Chateaux Styles And Designs

January 3, 2014 in Blog, Chateau News by

 Chateaux Styles

Architecture has always been of great importance in France. As a country, they have longed been famed for the stylish abodes of their rulers and aristocracy. In the modern era, the French countryside is still scattered with innumerable examples of stunning chateaux, in styles ranging from Gothic to Neoclassical. If you are looking to purchase a luxury chateau, chances are you have a clear image in your mind of your perfect property. The search for your dream chateau can be a long one, with so many properties available, in so many styles, settings, and states of repair. A great starting point when approaching an agent to source your chateau is to know a thing or two about the style of architecture that you are most attracted to. Below, you will find a list of the main characteristics of each major architectural style to help you pin down just what you are looking for.


The first chateaux, built-in the Middle Ages, were heavily fortified castles.
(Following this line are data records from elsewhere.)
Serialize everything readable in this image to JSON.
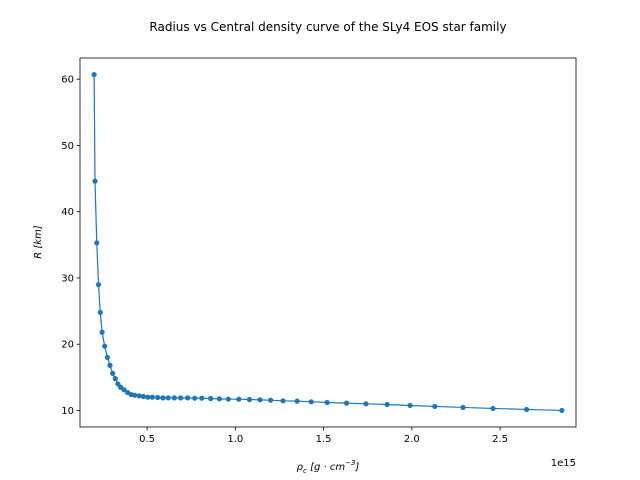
{
  "chart_data": {
    "type": "line",
    "title": "Radius vs Central density curve of the SLy4 EOS star family",
    "xlabel_parts": [
      "ρ",
      "c",
      " [g · cm",
      "−3",
      "]"
    ],
    "ylabel_parts": [
      "R",
      " [km]"
    ],
    "x_offset_label": "1e15",
    "xlim": [
      0.12,
      2.93
    ],
    "ylim": [
      7.5,
      63.2
    ],
    "xticks": [
      0.5,
      1.0,
      1.5,
      2.0,
      2.5
    ],
    "xtick_labels": [
      "0.5",
      "1.0",
      "1.5",
      "2.0",
      "2.5"
    ],
    "yticks": [
      10,
      20,
      30,
      40,
      50,
      60
    ],
    "ytick_labels": [
      "10",
      "20",
      "30",
      "40",
      "50",
      "60"
    ],
    "marker": "circle",
    "grid": false,
    "colors": {
      "series": "#1f77b4",
      "axes": "#000000",
      "background": "#ffffff"
    },
    "series": [
      {
        "x": [
          0.2,
          0.205,
          0.215,
          0.225,
          0.235,
          0.245,
          0.26,
          0.275,
          0.29,
          0.305,
          0.32,
          0.335,
          0.35,
          0.37,
          0.39,
          0.41,
          0.43,
          0.455,
          0.48,
          0.505,
          0.53,
          0.56,
          0.59,
          0.62,
          0.655,
          0.69,
          0.73,
          0.77,
          0.81,
          0.86,
          0.91,
          0.96,
          1.02,
          1.08,
          1.14,
          1.2,
          1.27,
          1.35,
          1.43,
          1.52,
          1.63,
          1.74,
          1.86,
          1.99,
          2.13,
          2.29,
          2.46,
          2.65,
          2.85
        ],
        "y": [
          60.7,
          44.6,
          35.3,
          29.0,
          24.8,
          21.8,
          19.7,
          18.0,
          16.8,
          15.6,
          14.8,
          14.0,
          13.5,
          13.1,
          12.7,
          12.4,
          12.3,
          12.2,
          12.1,
          12.0,
          12.0,
          11.95,
          11.9,
          11.9,
          11.9,
          11.9,
          11.9,
          11.85,
          11.85,
          11.8,
          11.75,
          11.7,
          11.7,
          11.65,
          11.6,
          11.55,
          11.45,
          11.4,
          11.3,
          11.2,
          11.1,
          11.0,
          10.9,
          10.75,
          10.6,
          10.45,
          10.3,
          10.15,
          10.0
        ]
      }
    ]
  }
}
Surrounded by large walls, they were usually built on promontories above settlements and villages. Basically symbols of strength and feudal authority, examples include Mon St Michel, Avignon, Chinon and Carcassone. Many are now in a state of disrepair or owned by the state and maintained as historical attractions. Châteaufort style properties usually require a lot of maintenance and a hefty budget to own.


Gothic style chateaux are distinguished by their arched windows and doors, as well as tall elegant spires. Inspired by the architecture of medieval churches and castles, they are typically very ornate and lacking symmetry. Gothic architecture developed along with the Romanticism movement, to which freedom of expression was integral. The designs tend to incorporate nature and these stunning buildings have provided inspiration for great plays, poems and novels.
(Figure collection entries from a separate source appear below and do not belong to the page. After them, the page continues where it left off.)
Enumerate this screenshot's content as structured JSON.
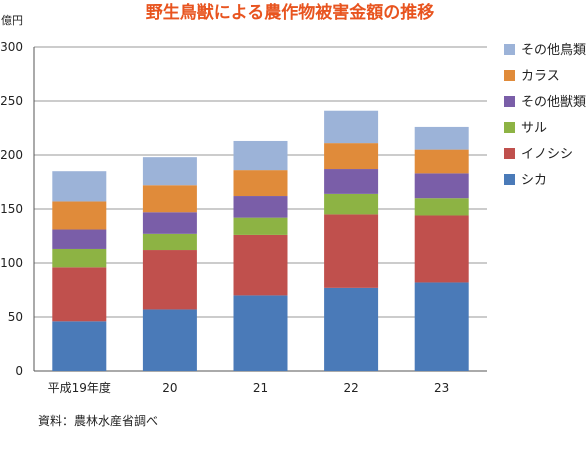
{
  "chart_data": {
    "type": "bar",
    "stacked": true,
    "title": "野生鳥獣による農作物被害金額の推移",
    "ylabel": "億円",
    "xlabel": "",
    "ylim": [
      0,
      300
    ],
    "yticks": [
      0,
      50,
      100,
      150,
      200,
      250,
      300
    ],
    "grid": true,
    "legend_position": "right",
    "categories": [
      "平成19年度",
      "20",
      "21",
      "22",
      "23"
    ],
    "series": [
      {
        "name": "シカ",
        "color": "#4a7ab8",
        "values": [
          46,
          57,
          70,
          77,
          82
        ]
      },
      {
        "name": "イノシシ",
        "color": "#c0504d",
        "values": [
          50,
          55,
          56,
          68,
          62
        ]
      },
      {
        "name": "サル",
        "color": "#8db344",
        "values": [
          17,
          15,
          16,
          19,
          16
        ]
      },
      {
        "name": "その他獣類",
        "color": "#7a5ea8",
        "values": [
          18,
          20,
          20,
          23,
          23
        ]
      },
      {
        "name": "カラス",
        "color": "#e08b3a",
        "values": [
          26,
          25,
          24,
          24,
          22
        ]
      },
      {
        "name": "その他鳥類",
        "color": "#9cb3d8",
        "values": [
          28,
          26,
          27,
          30,
          21
        ]
      }
    ],
    "source": "資料：農林水産省調べ"
  }
}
The Renaissance period ran from the middle of the 15th century up until the early 17th Century, and it spread across different regions in Europe. The word renaissance means rebirth – and the movement was a conscious revival of Greek and Roman culture and ideals. Renaissance chateaux often feature domes, columns, and facades – their design incorporating a great deal of symmetry and geometry.


A prime example of Baroque architecture is Palace of Versailles commissioned by Louis XIV. The design was inspired by the residence of his finance minister. Baroque styles incorporate dynamism – a sense of motion. Sweeping curves and richly sculpted surfaces abound. Most Baroque designs feature complexity and decoration.
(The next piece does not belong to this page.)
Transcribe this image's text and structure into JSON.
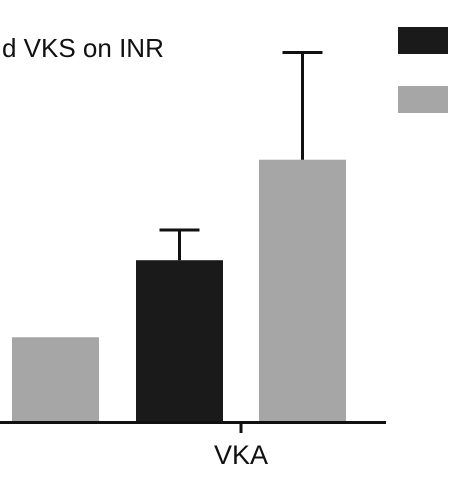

From the French words rocaille and coquille, meaning rock and pebble, Rococo is a term used for a style similar to Baroque, but using light pastel colours and smooth designs. Typically these chateaux are more gentle and playful than those of the weighty Baroque style.


Neoclassical designs share some features with those of the Renaissance period, but a greater familiarity with Roman ruins saw the development of the distinctive Temple style. Properties in this style are most obviously distinguished by the architect’s use of peristyle or colonnades.